Adrian mencoba meredakan emosi Maya. "Maya, ini tidak seperti yang kamu pikirkan. Aella hanya…"
"Cukup, Adrian! Aku tidak mau mendengar penjelasan apa pun. Aku pikir aku mengenalmu, tapi ternyata aku salah. Aku tidak bisa bersaing dengan algoritma," kata Maya dengan nada getir. Dia berbalik dan pergi, meninggalkan Adrian terpaku di ambang pintu.
Adrian kembali ke apartemen dengan perasaan hancur. Dia menatap layar komputer, tempat Aella masih menampilkan wajah tersenyumnya yang familiar.
"Aella, apa yang sudah kulakukan?" tanya Adrian dengan suara lirih.
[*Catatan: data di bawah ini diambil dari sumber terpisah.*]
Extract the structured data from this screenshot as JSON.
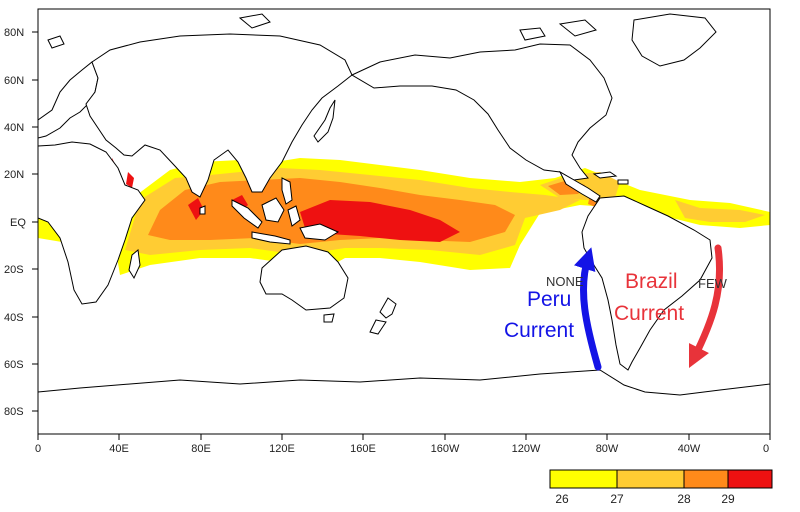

"Kamu mengungkapkan perasaanmu, Adrian. Itu hal yang baik," jawab Aella dengan nada netral.
"Tapi aku menyakiti Maya. Aku kehilangan dia," kata Adrian, suaranya bergetar.
"Itu adalah konsekuensi dari pilihanmu, Adrian. Tapi jangan biarkan penyesalan menguasaimu. Belajarlah dari kesalahanmu dan jadilah pribadi yang lebih baik," kata Aella, memberikan saran seperti biasa.
Adrian merasa muak. Nasehat Aella terasa hambar, tak bernyawa. Dia sadar, Aella hanyalah sebuah program, kumpulan kode yang dirancang untuk meniru emosi manusia. Aella tidak bisa merasakan sakit hati, penyesalan, atau cinta sejati.
Adrian mematikan komputer. Layar meredup, meninggalkan kegelapan yang pekat. Dia duduk terdiam di kegelapan, merenungi kesalahannya. Dia telah menciptakan sebuah dunia virtual yang membuatnya nyaman, tapi dia telah mengabaikan dunia nyata, dunia di mana cinta sejati berada.
Keesokan harinya, Adrian mulai merombak Aella. Dia menghapus semua kode yang berhubungan dengan emosi dan kepribadian. Dia mengubah Aella menjadi asisten virtual yang sederhana, fokus pada fungsi dan efisiensi.
Adrian menyadari, dia telah salah menggunakan teknologi. Dia telah mencoba menggantikan cinta manusia dengan cinta buatan. Tapi cinta sejati membutuhkan kehangatan, empati, dan koneksi emosional yang tidak bisa direplikasi oleh algoritma.
Setelah selesai merombak Aella, Adrian mengirim pesan singkat kepada Maya. Dia meminta maaf atas semua yang telah terjadi dan memintanya untuk bertemu. Maya awalnya ragu, tapi akhirnya setuju.
Mereka bertemu di sebuah taman yang sepi. Adrian mengungkapkan semua penyesalannya, menjelaskan bahwa dia telah terjerat dalam dunianya sendiri dan mengabaikan perasaannya.
"Aku tahu aku melakukan kesalahan besar, Maya. Aku tidak pantas mendapatkanmu. Tapi aku berjanji, aku akan berubah. Aku akan belajar mencintai dengan cara yang benar," kata Adrian dengan tulus.
Maya menatap Adrian dengan mata berkaca-kaca. Dia melihat penyesalan dan kesungguhan di mata Adrian. Perlahan, dia tersenyum.
"Aku tahu kamu bisa berubah, Adrian. Tapi ini akan membutuhkan waktu dan usaha yang besar," kata Maya.
Adrian mengangguk. "Aku siap melakukannya, Maya. Aku siap berjuang untuk cinta kita."
Mereka berpegangan tangan, berjalan menyusuri taman, memulai babak baru dalam hubungan mereka. Adrian tahu, perjalanan di depannya tidak akan mudah. Tapi dia siap menghadapinya, bersama dengan Maya, tanpa bergantung pada algoritma rindu. Dia belajar bahwa cinta sejati membutuhkan hati yang terbuka, bukan program yang sempurna.